M. le président. La parole est à M. Jean-Baptiste Lemoyne, sur l’article.
M. Jean-Baptiste Lemoyne. L’article 4, que je voterai, de même que l’ensemble du projet de loi, sans l’ombre d’une hésitation, renferme l’essentiel du dispositif de renforcement de l’état d’urgence.
Je tiens à signaler deux enjeux, à propos desquels, à ce stade, je n’ai pas nécessairement de position arrêtée.
Premièrement, il convient de réfléchir à la manière de ne pas retomber, dans trois mois, dans le business as usual – que M. Legendre me pardonne cet anglicisme ! Pendant trois mois, en effet, l’exécutif disposera de moyens considérables lui permettant notamment de procéder à des saisies et à des perquisitions – nous vous faisons une pleine confiance de ce point de vue, monsieur le ministre –, mais que se passera-t-il ensuite ?
Mme Nicole Bricq.

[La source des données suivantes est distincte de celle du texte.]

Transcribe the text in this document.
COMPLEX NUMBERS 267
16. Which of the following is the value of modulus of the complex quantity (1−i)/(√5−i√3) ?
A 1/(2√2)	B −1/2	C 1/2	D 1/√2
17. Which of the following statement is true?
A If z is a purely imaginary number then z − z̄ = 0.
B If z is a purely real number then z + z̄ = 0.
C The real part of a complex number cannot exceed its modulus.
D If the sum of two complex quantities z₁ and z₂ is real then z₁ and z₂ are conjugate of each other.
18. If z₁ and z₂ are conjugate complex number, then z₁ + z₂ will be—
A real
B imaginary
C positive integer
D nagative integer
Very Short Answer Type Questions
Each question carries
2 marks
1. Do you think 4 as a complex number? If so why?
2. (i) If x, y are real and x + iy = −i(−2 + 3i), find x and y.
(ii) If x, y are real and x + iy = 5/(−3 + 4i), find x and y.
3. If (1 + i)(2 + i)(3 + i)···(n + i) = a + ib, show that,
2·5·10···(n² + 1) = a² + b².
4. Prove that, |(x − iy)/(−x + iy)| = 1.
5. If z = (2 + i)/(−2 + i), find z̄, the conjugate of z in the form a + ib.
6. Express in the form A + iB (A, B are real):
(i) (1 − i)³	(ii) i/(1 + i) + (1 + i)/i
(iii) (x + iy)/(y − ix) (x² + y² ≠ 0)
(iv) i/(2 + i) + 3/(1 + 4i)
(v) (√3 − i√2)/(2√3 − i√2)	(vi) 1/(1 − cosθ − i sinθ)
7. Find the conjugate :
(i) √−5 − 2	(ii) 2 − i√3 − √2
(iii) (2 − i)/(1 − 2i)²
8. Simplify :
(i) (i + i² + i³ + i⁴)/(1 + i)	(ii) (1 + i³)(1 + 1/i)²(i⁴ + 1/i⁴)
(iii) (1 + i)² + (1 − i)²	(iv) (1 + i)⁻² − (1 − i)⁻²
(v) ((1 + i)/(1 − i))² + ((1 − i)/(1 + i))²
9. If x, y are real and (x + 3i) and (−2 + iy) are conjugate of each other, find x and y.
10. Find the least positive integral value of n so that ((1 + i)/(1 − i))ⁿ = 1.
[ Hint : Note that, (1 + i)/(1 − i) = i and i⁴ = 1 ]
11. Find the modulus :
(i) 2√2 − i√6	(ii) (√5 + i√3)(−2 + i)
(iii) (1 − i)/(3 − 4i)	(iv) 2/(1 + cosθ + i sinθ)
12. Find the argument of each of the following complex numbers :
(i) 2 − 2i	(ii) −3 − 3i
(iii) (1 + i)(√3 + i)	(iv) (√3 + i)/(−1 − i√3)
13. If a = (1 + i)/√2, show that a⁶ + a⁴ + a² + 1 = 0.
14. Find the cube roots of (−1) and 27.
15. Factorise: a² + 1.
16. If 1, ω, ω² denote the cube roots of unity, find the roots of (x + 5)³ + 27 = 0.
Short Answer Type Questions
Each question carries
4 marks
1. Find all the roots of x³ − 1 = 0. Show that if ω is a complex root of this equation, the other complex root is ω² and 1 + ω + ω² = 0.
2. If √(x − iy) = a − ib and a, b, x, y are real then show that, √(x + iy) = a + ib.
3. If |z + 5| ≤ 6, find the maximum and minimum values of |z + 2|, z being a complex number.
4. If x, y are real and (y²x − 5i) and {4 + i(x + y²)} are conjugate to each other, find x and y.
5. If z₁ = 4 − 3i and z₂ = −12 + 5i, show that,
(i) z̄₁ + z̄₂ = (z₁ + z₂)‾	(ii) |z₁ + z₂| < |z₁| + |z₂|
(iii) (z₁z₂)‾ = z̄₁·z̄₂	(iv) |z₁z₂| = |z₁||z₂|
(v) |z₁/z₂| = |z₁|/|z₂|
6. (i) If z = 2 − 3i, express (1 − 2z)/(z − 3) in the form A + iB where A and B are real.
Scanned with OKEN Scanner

Pour l’instant, votons !
M. Jean-Baptiste Lemoyne. Peut-être faudra-t-il adapter notre arsenal législatif pour que, d’une manière ou d’une autre, certaines mesures demeurent possibles ? Ainsi, l’article 4 du projet de loi prévoit la possibilité de mener une perquisition, de jour comme de nuit, dans tout lieu dont il existe des raisons sérieuses de penser qu’il est fréquenté par une personne dont le comportement constitue une menace pour la sécurité et l’ordre publics. Il me semble, compte tenu des personnes dont il s’agit, que cette disposition est légitime, y compris en temps normal ! C’est pourquoi un certain nombre d’entre nous, en particulier parmi les membres de la commission des lois, entendent réfléchir à la pérennisation de certaines mesures. (Marques d’impatience sur plusieurs travées du groupe socialiste et républicain.)
Mme Catherine Tasca. Votons, maintenant !
M. Jean-Baptiste Lemoyne. Deuxièmement, il faut mesurer toute l’importance de la détection. En effet, ces fils et filles de France qui malheureusement ne se sentent pas toujours tels, et qui parfois retournent leurs armes contre la mère patrie, ont souvent dérivé petit à petit. Il faut s’attacher à détecter les premiers signaux, encore faibles, afin d’agir le plus tôt possible pour remettre dans le droit chemin les personnes qui ont été repérées. Il est nécessaire de sensibiliser à cet impératif toutes les institutions de socialisation, en particulier l’éducation nationale ; je pense aussi que certains signaux faibles peuvent être détectés au cours de la journée défense et citoyenneté.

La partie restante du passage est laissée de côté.